TRN's mission was support local struggle and strengthen the cooperation between individuals, NGOs and indigenous peoples and nations concerned with the protection, restoration and sustainable use of the world's boreal forests by means that ensure the integrity of natural processes and dynamics.

The goals of the network were 1) Promoting socially beneficial, economically viable and ecologically sound management of the boreal forests; 2) Ensuring Indigenous Peoples rights are respected and local control of resources is guaranteed; 3) Protecting old-growth Northern forests; and 4) Halting destructive extraction and wasteful consumption of products from boreal forests.

== Methods ==

=== Education and advocacy ===

The network worked to disseminate information among governments, industry, and the general public about boreal forest issues by publishing Taiga News, a quarterly publication covering social and environmental issues relating to the entire boreal region; producing fact sheets on sensitive areas under particular threat; compiling profiles of key industry players; publishing reports and studies that critically analyze the trends and challenges facing the boreal region; participating in an ongoing dialogue with public administrations and the private sector on local, national and international levels to strengthen environmental regulations related to forest protection and sustainable forest management in the boreal region; organizing a biennial international conference bringing together various stakeholders (scientists, environmental organizations, indigenous peoples support groups, industry, media).

===Campaign coordination===

TRN promoted cooperation through joint projects among NGOs and indigenous peoples by uniting and informing the NGO and indigenous communities through meetings, conferences and seminars; publishing a monthly internal newsletter The Boreal Bulletin with concise and up to date strategic information; managing several topical email lists to improve project coordination and information exchange; supporting environmentalists and indigenous peoples in the boreal region with small grants.

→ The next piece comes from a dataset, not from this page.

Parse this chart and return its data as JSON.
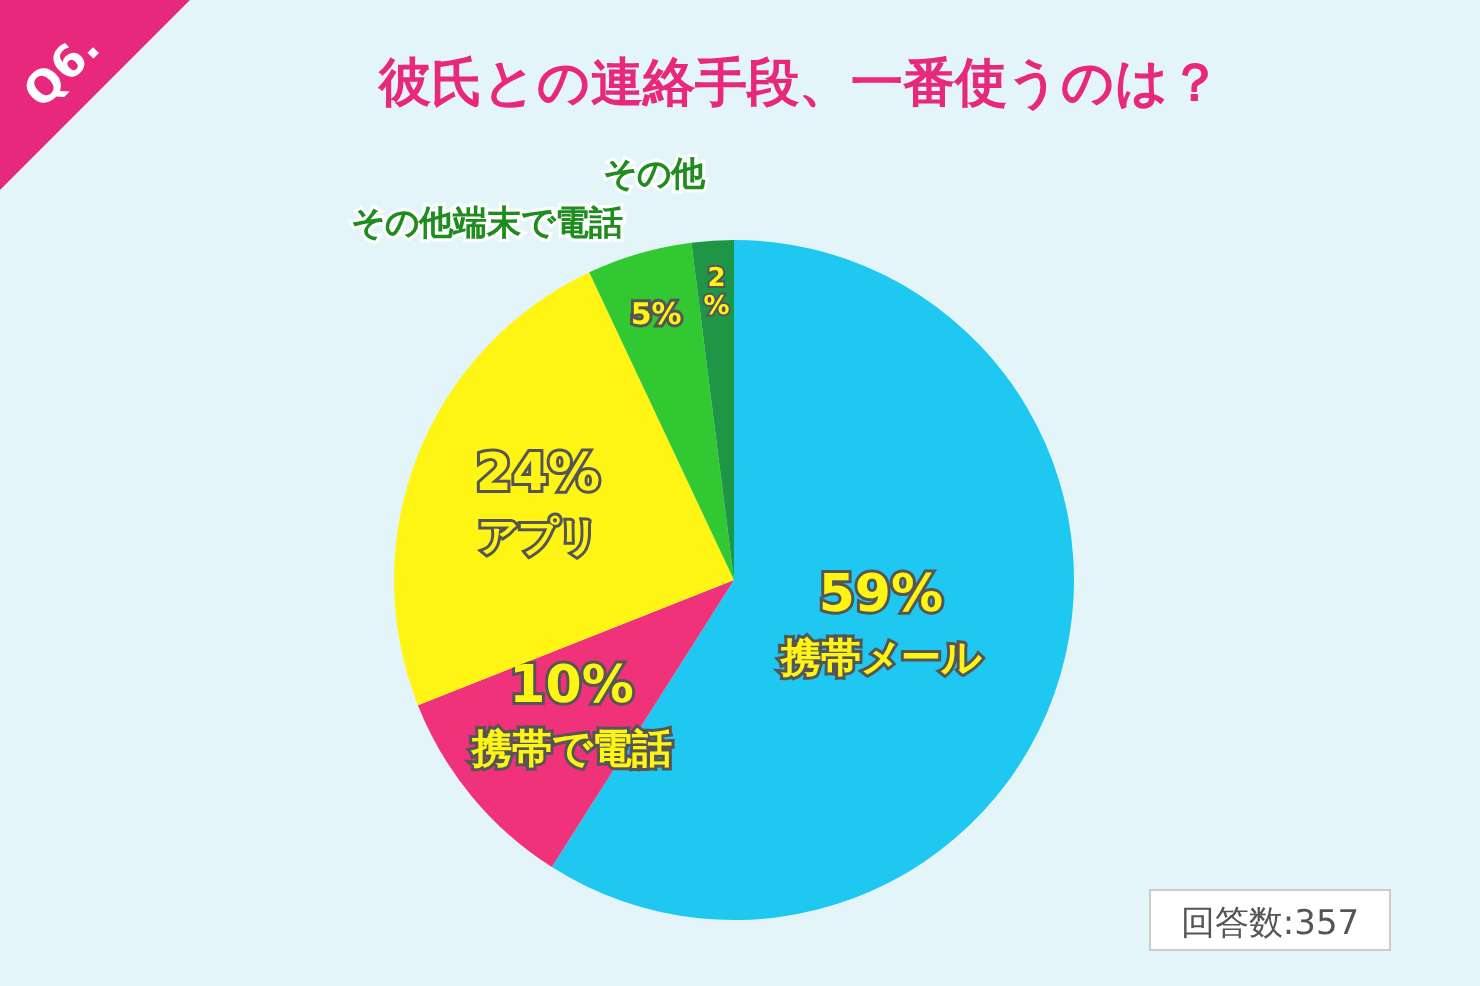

===Research and policy analysis===

The network coordinated NGO input into various national and international processes and facilitate joint position papers outlining the NGO vision for sustainable forestry in the boreal region; monitored the various national and international certification and ecolabelling processes and supported independent, performance based certification, such as the approach promoted by the Forest Stewardship Council (FSC); identified forests with high conservation value and work towards their conservation through the establishment of protected areas; and lead the way in mapping trade links of boreal products.